Question

The decomposition of a hydrocarbon has value of rate constant as 2.5x${{10}^{4}}{{s}^{-1}}$ at ${{27}^{\circ }}C$. At what temperature would the rate constant be 7.5 x ${{10}^{4}}{{s}^{-1}}$. If the energy of activation is 19.147x ${{10}^{3}}Jmo{{l}^{-1}}$?

Answer 1

Hint: We need to find the order of the reaction first to be able to solve the question which can be obtained by knowing the unit of rate constant also. The rate constant increases with the increase in the temperature generally. It can be studied by the Arrhenius equation.

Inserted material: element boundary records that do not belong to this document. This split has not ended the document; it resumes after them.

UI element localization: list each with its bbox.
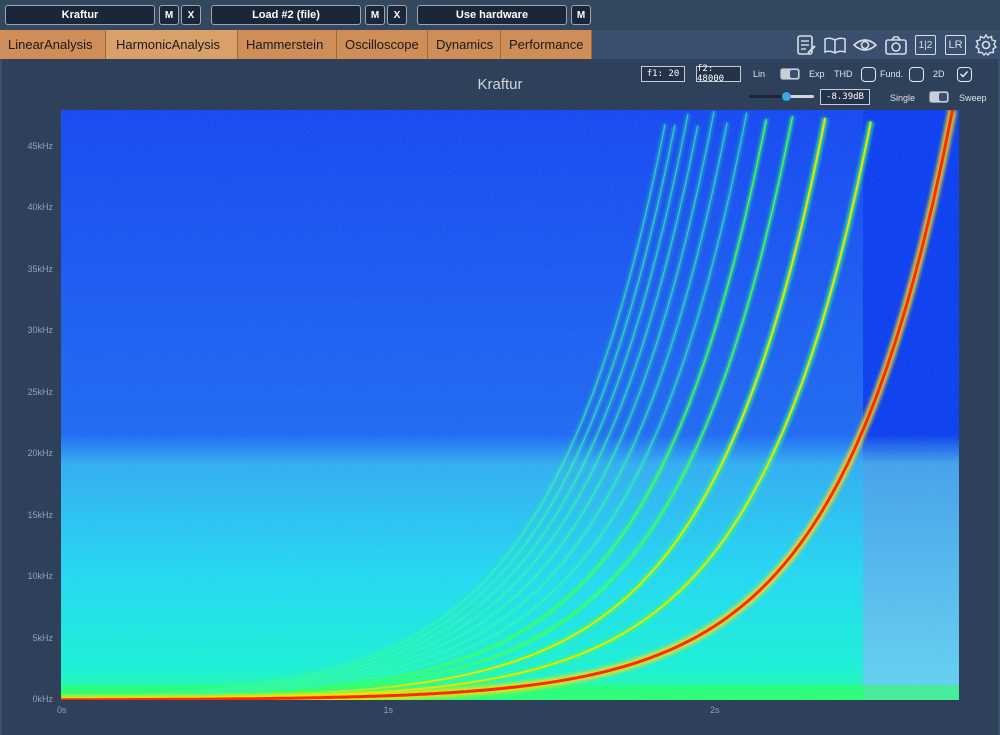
tab-harmonic-analysis[interactable]: HarmonicAnalysis [106, 30, 238, 59]
two-d-label: 2D [933, 69, 945, 79]
f1-field[interactable]: f1: 20 [641, 66, 685, 82]
source1-mute-button[interactable]: M [159, 5, 179, 25]
y-tick-label: 15kHz [27, 509, 53, 520]
x-tick-label: 2s [710, 705, 720, 715]
fund-label: Fund. [880, 69, 904, 79]
fund-checkbox[interactable] [909, 67, 924, 82]
source2-close-button[interactable]: X [387, 5, 407, 25]
spectrogram [61, 110, 959, 700]
y-tick-label: 45kHz [27, 140, 53, 151]
y-tick-label: 25kHz [27, 386, 53, 397]
book-icon[interactable] [823, 33, 847, 57]
single-sweep-toggle[interactable] [929, 91, 949, 103]
top-bar: Kraftur M X Load #2 (file) M X Use hardw… [0, 0, 1000, 30]
x-tick-label: 1s [383, 705, 394, 715]
eye-icon[interactable] [853, 33, 877, 57]
tab-bar: LinearAnalysis HarmonicAnalysis Hammerst… [0, 30, 592, 59]
check-icon [959, 70, 969, 78]
camera-icon[interactable] [884, 33, 908, 57]
one-two-label: 1|2 [915, 35, 936, 55]
db-field[interactable]: -8.39dB [820, 89, 870, 105]
lr-label: LR [945, 35, 966, 55]
thd-label: THD [834, 69, 853, 79]
lin-label: Lin [753, 69, 766, 79]
x-tick-label: 0s [57, 705, 67, 715]
source3-mute-button[interactable]: M [571, 5, 591, 25]
tab-hammerstein[interactable]: Hammerstein [238, 30, 337, 59]
source1-close-button[interactable]: X [181, 5, 201, 25]
tab-performance[interactable]: Performance [501, 30, 592, 59]
f2-field[interactable]: f2: 48000 [696, 64, 741, 84]
source3-button[interactable]: Use hardware [417, 5, 567, 25]
single-label: Single [890, 93, 916, 103]
lin-exp-toggle[interactable] [780, 68, 800, 80]
y-tick-label: 35kHz [27, 263, 53, 274]
source2-button[interactable]: Load #2 (file) [211, 5, 361, 25]
tab-linear-analysis[interactable]: LinearAnalysis [0, 30, 106, 59]
notes-icon[interactable] [794, 33, 818, 57]
two-d-checkbox[interactable] [957, 67, 972, 82]
lr-icon[interactable]: LR [944, 33, 968, 57]
y-tick-label: 0kHz [32, 694, 53, 704]
y-tick-label: 30kHz [27, 325, 53, 336]
source2-mute-button[interactable]: M [365, 5, 385, 25]
thd-checkbox[interactable] [861, 67, 876, 82]
source1-button[interactable]: Kraftur [5, 5, 155, 25]
y-tick-label: 5kHz [32, 632, 53, 643]
sweep-label: Sweep [959, 93, 987, 103]
level-slider[interactable] [748, 92, 814, 101]
y-tick-label: 40kHz [27, 202, 53, 213]
y-tick-label: 20kHz [27, 448, 53, 459]
one-two-icon[interactable]: 1|2 [914, 33, 938, 57]
level-slider-knob[interactable] [782, 92, 791, 101]
tab-dynamics[interactable]: Dynamics [428, 30, 501, 59]
exp-label: Exp [809, 69, 825, 79]
gear-icon[interactable] [974, 33, 998, 57]
y-tick-label: 10kHz [27, 571, 53, 582]
tab-oscilloscope[interactable]: Oscilloscope [337, 30, 428, 59]
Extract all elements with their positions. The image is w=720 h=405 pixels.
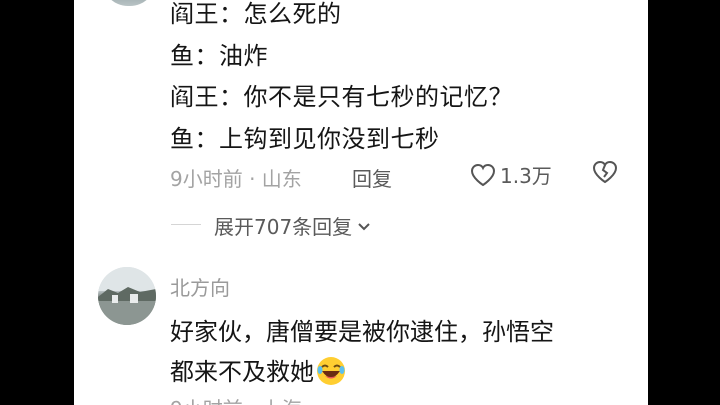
dislike-button[interactable] [592,160,618,188]
comment-line: 阎王：你不是只有七秒的记忆？ [170,83,513,111]
comment-screen: 阎王：怎么死的 鱼：油炸 阎王：你不是只有七秒的记忆？ 鱼：上钩到见你没到七秒 … [74,0,648,405]
broken-heart-icon [592,160,618,184]
avatar[interactable] [102,0,156,6]
comment-line: 阎王：怎么死的 [170,0,342,28]
expand-replies-label: 展开707条回复 [214,215,353,239]
like-count: 1.3万 [500,164,552,188]
expand-divider [171,224,201,225]
comment-meta: 9小时前 · 山东 [170,167,302,191]
like-button[interactable]: 1.3万 [470,160,552,189]
avatar[interactable] [98,267,156,325]
username[interactable]: 北方向 [170,272,230,301]
expand-replies-button[interactable]: 展开707条回复 [214,211,373,240]
laughing-emoji-icon [316,356,346,392]
comment-line: 鱼：上钩到见你没到七秒 [170,125,440,153]
chevron-down-icon [358,222,370,230]
reply-button[interactable]: 回复 [352,163,392,192]
comment-line-with-emoji: 都来不及救她 [170,352,346,392]
comment-meta: 9小时前 · 上海 [170,393,302,405]
comment-line: 好家伙，唐僧要是被你逮住，孙悟空 [170,318,554,346]
heart-outline-icon [470,163,496,186]
comment-line: 鱼：油炸 [170,42,268,70]
comment-line-text: 都来不及救她 [170,358,314,386]
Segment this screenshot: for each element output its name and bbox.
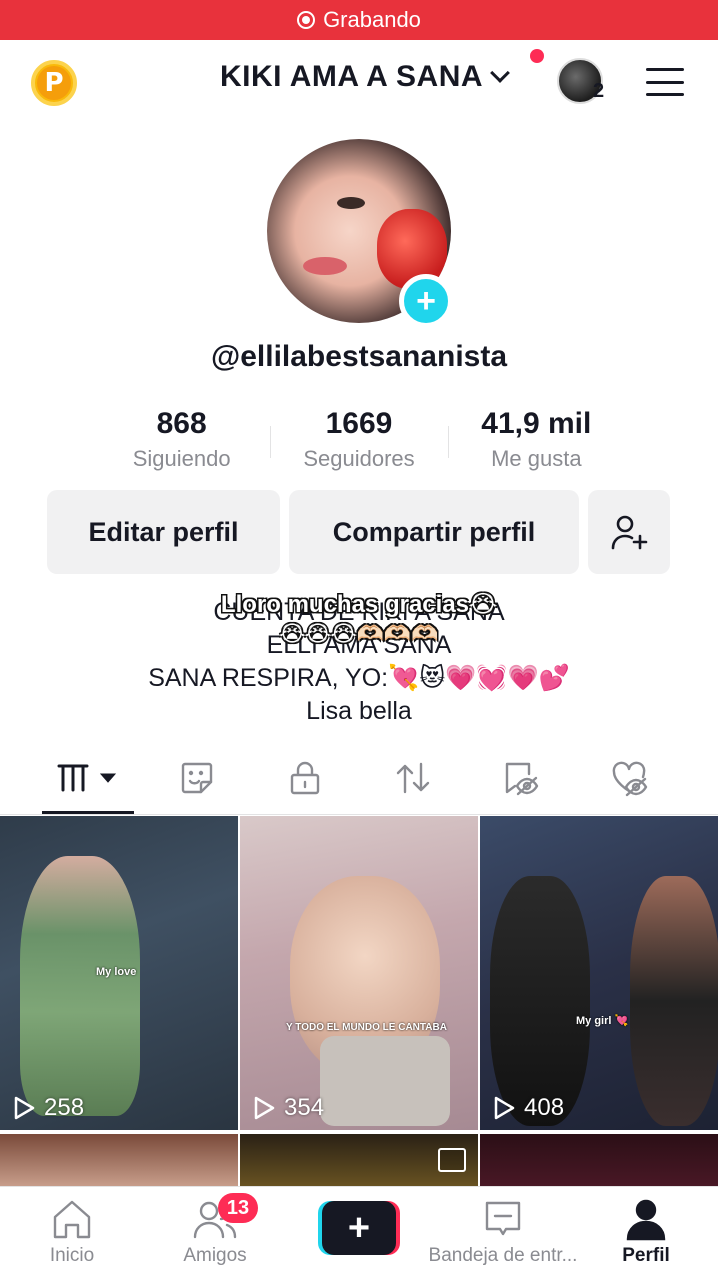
video-thumbnail[interactable]: My girl 💘 408 — [480, 816, 718, 1130]
plus-icon: + — [322, 1201, 396, 1255]
bottom-navigation: Inicio Amigos 13 + Bandeja de entr... Pe… — [0, 1186, 718, 1280]
hidden-bookmark-icon — [505, 762, 539, 796]
video-caption: My love — [96, 966, 137, 978]
photo-icon — [438, 1148, 466, 1172]
stat-likes[interactable]: 41,9 mil Me gusta — [447, 404, 625, 472]
friends-avatar-count: 2 — [593, 80, 605, 102]
stat-value: 41,9 mil — [481, 407, 592, 440]
home-icon — [53, 1200, 91, 1239]
nav-friends[interactable]: Amigos 13 — [170, 1187, 260, 1280]
hidden-heart-icon — [612, 761, 648, 797]
profile-stats: 868 Siguiendo 1669 Seguidores 41,9 mil M… — [93, 404, 625, 472]
share-profile-button[interactable]: Compartir perfil — [289, 490, 579, 574]
tab-favorites[interactable] — [467, 742, 575, 814]
view-count: 354 — [252, 1094, 324, 1122]
stat-following[interactable]: 868 Siguiendo — [93, 404, 270, 472]
view-count-value: 408 — [524, 1094, 565, 1121]
content-tabs — [0, 742, 718, 814]
nav-label: Bandeja de entr... — [428, 1245, 578, 1266]
add-user-icon — [611, 515, 648, 550]
nav-inbox[interactable]: Bandeja de entr... — [428, 1187, 578, 1280]
recording-status-bar: Grabando — [0, 0, 718, 40]
tab-stickers[interactable] — [143, 742, 251, 814]
stat-label: Me gusta — [491, 446, 582, 471]
stat-label: Seguidores — [303, 446, 415, 471]
add-avatar-icon[interactable]: + — [399, 274, 453, 328]
nav-label: Perfil — [622, 1245, 670, 1266]
add-friends-button[interactable] — [588, 490, 670, 574]
overlay-line: Lloro muchas gracias😭 — [220, 591, 498, 618]
stat-label: Siguiendo — [132, 446, 231, 471]
video-caption: My girl 💘 — [576, 1015, 629, 1027]
play-icon — [14, 1096, 35, 1120]
bio-line: SANA RESPIRA, YO:💘😻💗💓💗💕 — [148, 664, 570, 692]
username: @ellilabestsananista — [210, 340, 508, 373]
coins-icon[interactable]: P — [31, 60, 77, 106]
nav-home[interactable]: Inicio — [30, 1187, 114, 1280]
nav-profile[interactable]: Perfil — [606, 1187, 686, 1280]
create-button[interactable]: + — [318, 1187, 400, 1280]
tab-private[interactable] — [251, 742, 359, 814]
play-icon — [494, 1096, 515, 1120]
friends-notification-badge: 13 — [218, 1193, 258, 1223]
view-count-value: 258 — [44, 1094, 85, 1121]
repost-icon — [396, 762, 430, 794]
tab-videos[interactable] — [35, 742, 143, 814]
tab-reposts[interactable] — [359, 742, 467, 814]
video-caption: Y TODO EL MUNDO LE CANTABA — [286, 1022, 447, 1033]
overlay-line: 😭😭😭🫶🏻🫶🏻🫶🏻 — [279, 621, 439, 646]
lock-icon — [290, 761, 320, 795]
bio-line: Lisa bella — [306, 697, 412, 725]
play-icon — [254, 1096, 275, 1120]
tab-liked[interactable] — [575, 742, 683, 814]
chevron-down-icon — [490, 63, 510, 83]
video-thumbnail[interactable] — [0, 1134, 238, 1188]
stat-value: 868 — [156, 407, 207, 440]
video-thumbnail[interactable]: Y TODO EL MUNDO LE CANTABA 354 — [240, 816, 478, 1130]
edit-profile-button[interactable]: Editar perfil — [47, 490, 280, 574]
video-text-overlay: Lloro muchas gracias😭 😭😭😭🫶🏻🫶🏻🫶🏻 — [0, 590, 718, 647]
stat-value: 1669 — [325, 407, 393, 440]
photo-thumbnail[interactable] — [240, 1134, 478, 1188]
inbox-icon — [485, 1201, 521, 1236]
profile-icon — [626, 1199, 666, 1241]
profile-header: P KIKI AMA A SANA — [0, 40, 718, 124]
recording-label: Grabando — [323, 7, 421, 32]
sticker-icon — [181, 762, 213, 794]
view-count-value: 354 — [284, 1094, 325, 1121]
view-count: 258 — [12, 1094, 84, 1122]
record-icon — [297, 11, 316, 29]
nav-label: Inicio — [49, 1245, 95, 1266]
video-thumbnail[interactable]: My love 258 — [0, 816, 238, 1130]
view-count: 408 — [492, 1094, 564, 1122]
grid-icon — [57, 764, 117, 792]
video-thumbnail[interactable] — [480, 1134, 718, 1188]
account-switcher[interactable]: KIKI AMA A SANA — [220, 60, 510, 94]
nav-label: Amigos — [183, 1245, 247, 1266]
menu-icon[interactable] — [646, 68, 684, 96]
tabs-divider — [0, 814, 718, 815]
account-name: KIKI AMA A SANA — [220, 60, 484, 93]
stat-followers[interactable]: 1669 Seguidores — [270, 404, 447, 472]
notification-dot — [530, 49, 544, 63]
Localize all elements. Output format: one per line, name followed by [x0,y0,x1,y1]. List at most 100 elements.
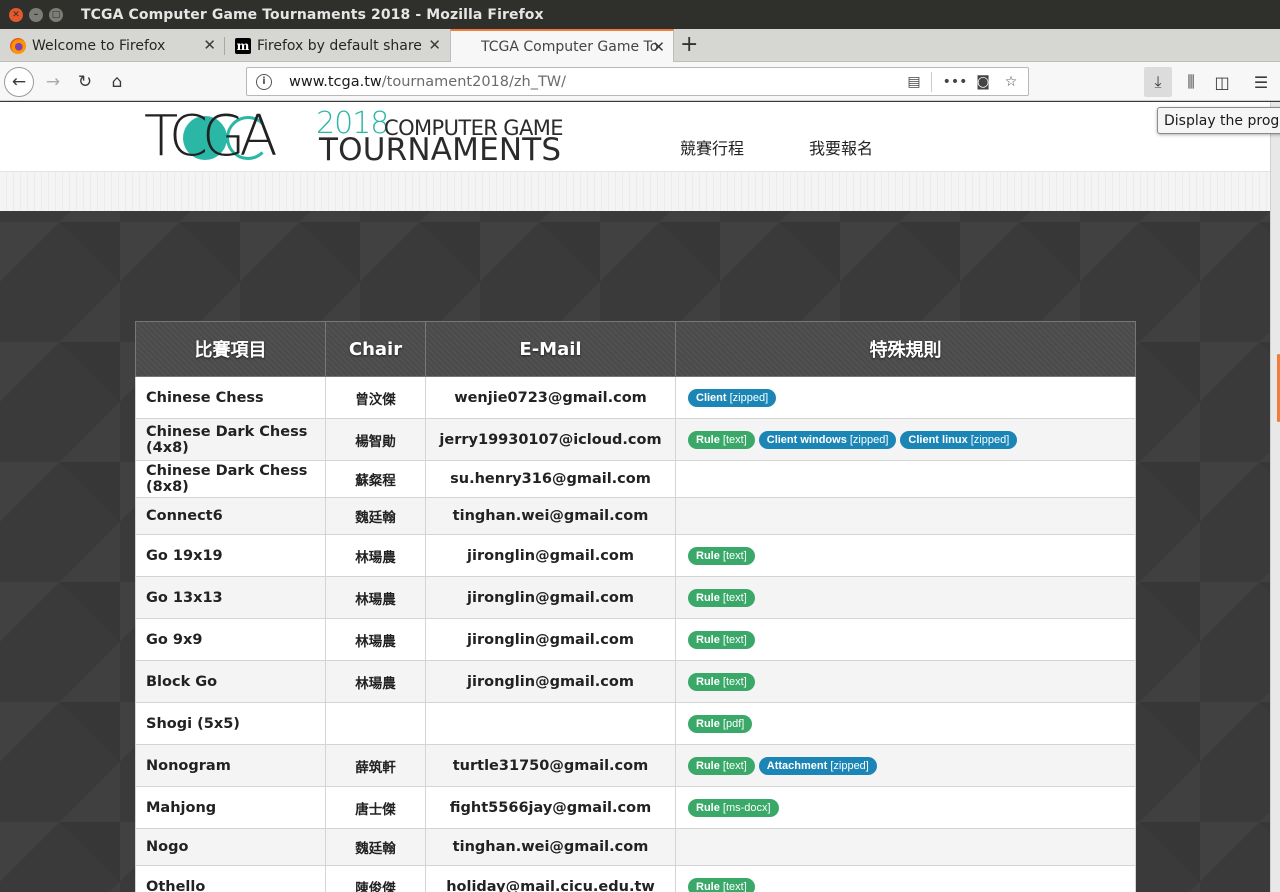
rules-cell: Rule [text] [675,618,1136,661]
site-header: TCGA 2018 COMPUTER GAME TOURNAMENTS 競賽行程… [0,102,1270,172]
window-title: TCGA Computer Game Tournaments 2018 - Mo… [81,6,544,23]
email-cell: tinghan.wei@gmail.com [425,497,676,535]
rule-download-badge[interactable]: Rule [text] [688,756,755,775]
tab-close-icon[interactable]: ✕ [652,39,665,55]
tab-welcome[interactable]: Welcome to Firefox ✕ [0,29,224,62]
window-maximize-icon[interactable]: □ [49,7,63,22]
page-actions-icon[interactable]: ••• [943,72,968,92]
chair-cell: 曾汶傑 [325,376,426,419]
logo-tcga-text: TCGA [144,104,278,169]
downloads-button[interactable]: ⤓ [1144,67,1172,97]
table-row: Nogo 魏廷翰 tinghan.wei@gmail.com [135,828,1136,866]
badge-format: [pdf] [722,717,745,730]
hamburger-menu-icon: ☰ [1253,72,1269,92]
table-row: Block Go 林瑒農 jironglin@gmail.com Rule [text… [135,660,1136,703]
chair-cell: 蘇粲程 [325,460,426,498]
badge-label: Rule [696,759,720,772]
chair-cell: 薛筑軒 [325,744,426,787]
rule-download-badge[interactable]: Rule [text] [688,877,755,892]
badge-label: Rule [696,880,720,892]
badge-format: [ms-docx] [722,801,771,814]
rule-download-badge[interactable]: Rule [text] [688,672,755,691]
downloads-tooltip: Display the progr [1157,107,1280,134]
sidebar-icon: ◫ [1214,72,1230,92]
rules-cell: Rule [pdf] [675,702,1136,745]
email-cell: tinghan.wei@gmail.com [425,828,676,866]
library-button[interactable]: ⫼ [1177,67,1205,97]
badge-format: [text] [722,433,747,446]
rules-cell [675,828,1136,866]
rule-download-badge[interactable]: Client linux [zipped] [900,430,1018,449]
url-bar[interactable]: i www.tcga.tw/tournament2018/zh_TW/ ▤ ••… [246,67,1029,96]
table-row: Nonogram 薛筑軒 turtle31750@gmail.com Rule [te… [135,744,1136,787]
download-arrow-icon: ⤓ [1154,72,1162,91]
info-icon[interactable]: i [256,73,272,90]
event-name-cell: Nogo [135,828,326,866]
forward-button[interactable]: → [38,67,68,97]
menu-button[interactable]: ☰ [1247,67,1275,97]
event-name-cell: Go 19x19 [135,534,326,577]
events-table: 比賽項目 Chair E-Mail 特殊規則 Chinese Chess 曾汶傑 w… [135,321,1136,892]
email-cell: fight5566jay@gmail.com [425,786,676,829]
bookmark-star-icon[interactable]: ☆ [1000,72,1022,92]
tab-close-icon[interactable]: ✕ [428,37,441,53]
rule-download-badge[interactable]: Rule [pdf] [688,714,753,733]
badge-format: [text] [722,880,747,892]
badge-label: Rule [696,433,720,446]
rules-cell: Rule [text] [675,865,1136,892]
page-scrollbar[interactable] [1270,102,1280,892]
event-name-cell: Nonogram [135,744,326,787]
rule-download-badge[interactable]: Client [zipped] [688,388,777,407]
table-row: Shogi (5x5) Rule [pdf] [135,702,1136,745]
column-header-chair: Chair [325,321,426,377]
sidebar-button[interactable]: ◫ [1208,67,1236,97]
tab-label: TCGA Computer Game To [481,39,659,55]
chair-cell: 楊智勛 [325,418,426,461]
page-content: TCGA 2018 COMPUTER GAME TOURNAMENTS 競賽行程… [0,102,1270,892]
reader-view-icon[interactable]: ▤ [903,72,925,92]
new-tab-button[interactable]: + [680,33,698,57]
badge-format: [zipped] [830,759,869,772]
event-name-cell: Go 9x9 [135,618,326,661]
rule-download-badge[interactable]: Rule [text] [688,546,755,565]
tab-tcga[interactable]: TCGA Computer Game To ✕ [450,29,674,63]
email-cell: jironglin@gmail.com [425,660,676,703]
rule-download-badge[interactable]: Rule [text] [688,430,755,449]
rules-cell: Rule [ms-docx] [675,786,1136,829]
header-strip [0,172,1270,211]
rule-download-badge[interactable]: Client windows [zipped] [758,430,897,449]
rule-download-badge[interactable]: Attachment [zipped] [758,756,877,775]
tab-label: Firefox by default share [257,37,422,54]
badge-label: Client linux [908,433,968,446]
event-name-cell: Mahjong [135,786,326,829]
email-cell: jironglin@gmail.com [425,618,676,661]
tab-medium[interactable]: m Firefox by default share ✕ [225,29,449,62]
chair-cell: 林瑒農 [325,534,426,577]
window-minimize-icon[interactable]: – [29,7,43,22]
table-row: Chinese Dark Chess (8x8) 蘇粲程 su.henry316@g… [135,460,1136,498]
badge-format: [zipped] [970,433,1010,446]
badge-format: [text] [722,591,747,604]
arrow-right-icon: → [45,72,61,92]
rule-download-badge[interactable]: Rule [text] [688,588,755,607]
email-cell: wenjie0723@gmail.com [425,376,676,419]
window-close-icon[interactable]: ✕ [9,7,23,22]
reload-button[interactable]: ↻ [70,67,100,97]
rules-cell: Rule [text] [675,660,1136,703]
rule-download-badge[interactable]: Rule [text] [688,630,755,649]
nav-link-schedule[interactable]: 競賽行程 [680,135,744,159]
rules-cell: Rule [text] Attachment [zipped] [675,744,1136,787]
event-name-cell: Block Go [135,660,326,703]
table-row: Othello 陳俊傑 holiday@mail.cicu.edu.tw Rule [… [135,865,1136,892]
url-text[interactable]: www.tcga.tw/tournament2018/zh_TW/ [289,74,566,90]
nav-link-register[interactable]: 我要報名 [809,135,873,159]
rule-download-badge[interactable]: Rule [ms-docx] [688,798,779,817]
badge-label: Rule [696,549,720,562]
home-button[interactable]: ⌂ [102,67,132,97]
tab-close-icon[interactable]: ✕ [203,37,216,53]
tcga-logo[interactable]: TCGA 2018 COMPUTER GAME TOURNAMENTS [144,104,574,169]
back-button[interactable]: ← [4,67,34,97]
tab-label: Welcome to Firefox [32,37,166,54]
pocket-icon[interactable]: ◙ [972,72,994,92]
badge-format: [zipped] [849,433,889,446]
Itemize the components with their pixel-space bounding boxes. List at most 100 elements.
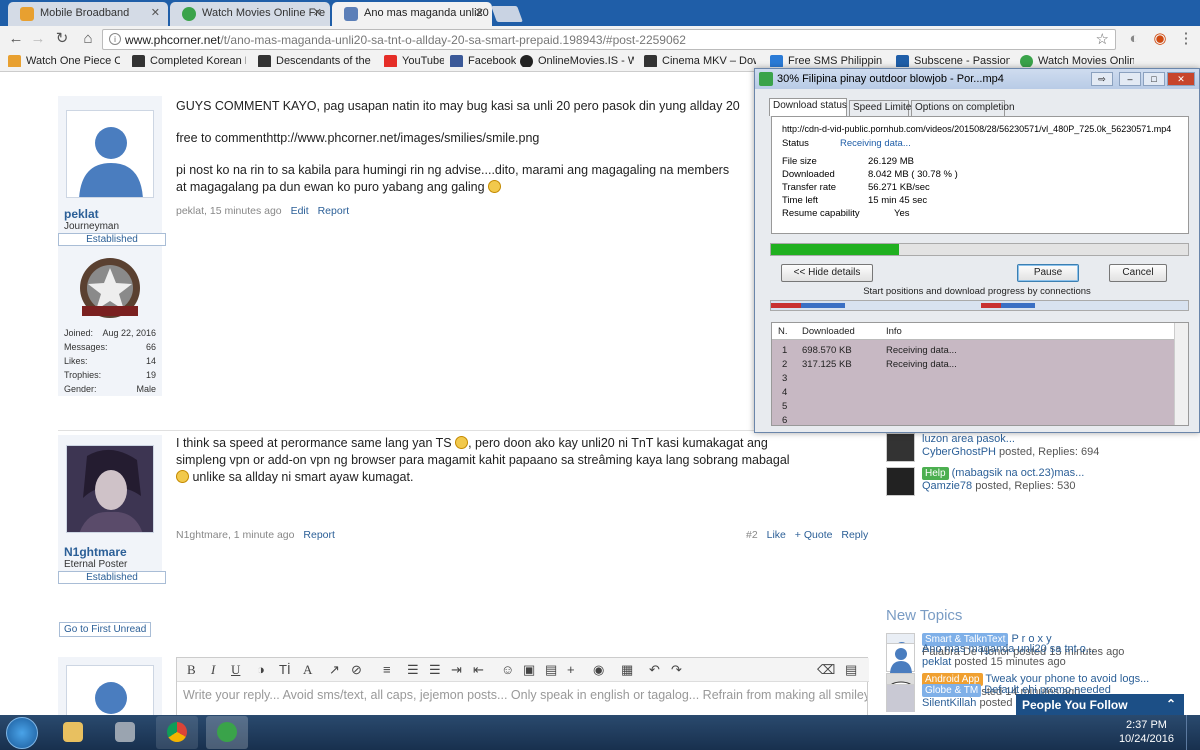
address-bar[interactable]: i www.phcorner.net/t/ano-mas-maganda-unl… [102, 29, 1116, 50]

Complete step by step solution:
-For us to be able to solve the question, we first need to know what is the order of a reaction. To know that, we should know the rate law. It links the rate of a reaction to the concentration of the reactants and some constant parameters.
- The rate law can be shown as
\[rate=k{{\left[ A \right]}^{x}}{{\left[ B \right]}^{y}}\]
where A and B are reactants of the equation and k is a constant parameter. The sum of x and y gives the overall order of the reaction.
-If the rate of the equation does not depend on the reactant concentration; i.e; it is constant irrespective of the reactant concentration, then the equation is zero order.
-If the rate depends on one reactant, it is a first order reaction and if it depends on two reactants or square of 1 reactant, then it is a second order reaction.
-The unit for the first order reaction is ${{s}^{-1}}$ which is the same as that given in the question. So the order of the reaction is 1 and the equation for first order reaction is $\ln \left[ A \right]=-kt+\ln \left[ {{A}_{0}} \right]$
-The rate constant and the temperature are directly proportional to each other. Generally, the rate of reaction doubles itself for every ${{10}^{\circ }}$ rise in the temperature. For the first order reaction, their relation is shown by Arrhenius equation which is
\[\log \dfrac{{{k}_{2}}}{{{k}_{1}}}=\dfrac{{{E}_{a}}}{2.303R}\left( \dfrac{{{T}_{2}}-{{T}_{1}}}{{{T}_{1}}{{T}_{2}}} \right)\]
Where T denotes temperature, k denotes the rate constant and E is the activation energy.
Putting the values in the equation we get
\[\begin{align}
& \log \dfrac{7.5x{{10}^{4}}}{2.5x{{10}^{4}}}=\dfrac{19.147x1000}{2.303x8.314}\left( \dfrac{{{T}_{2}}-300}{{{T}_{2}}x300} \right) \\
& \Rightarrow \text{log}\left( 3 \right)=\left( \dfrac{{{T}_{2}}-300}{{{T}_{2}}x300} \right)x999.99 \\
 & \Rightarrow 0.477=\left( \dfrac{{{T}_{2}}-300}{{{T}_{2}}x300} \right)x1000 \\
 & \Rightarrow \dfrac{0.477x3}{10}=\dfrac{{{T}_{2}}-300}{{{T}_{2}}} \\
 & \Rightarrow {{T}_{2}}=350K \\
\end{align}\]

Note: Always use the SI unit before putting the values of the quantities in the equation. The SI unit for temperature is K and so we converted the temperature in Kelvin before using it by the formula K=C+273.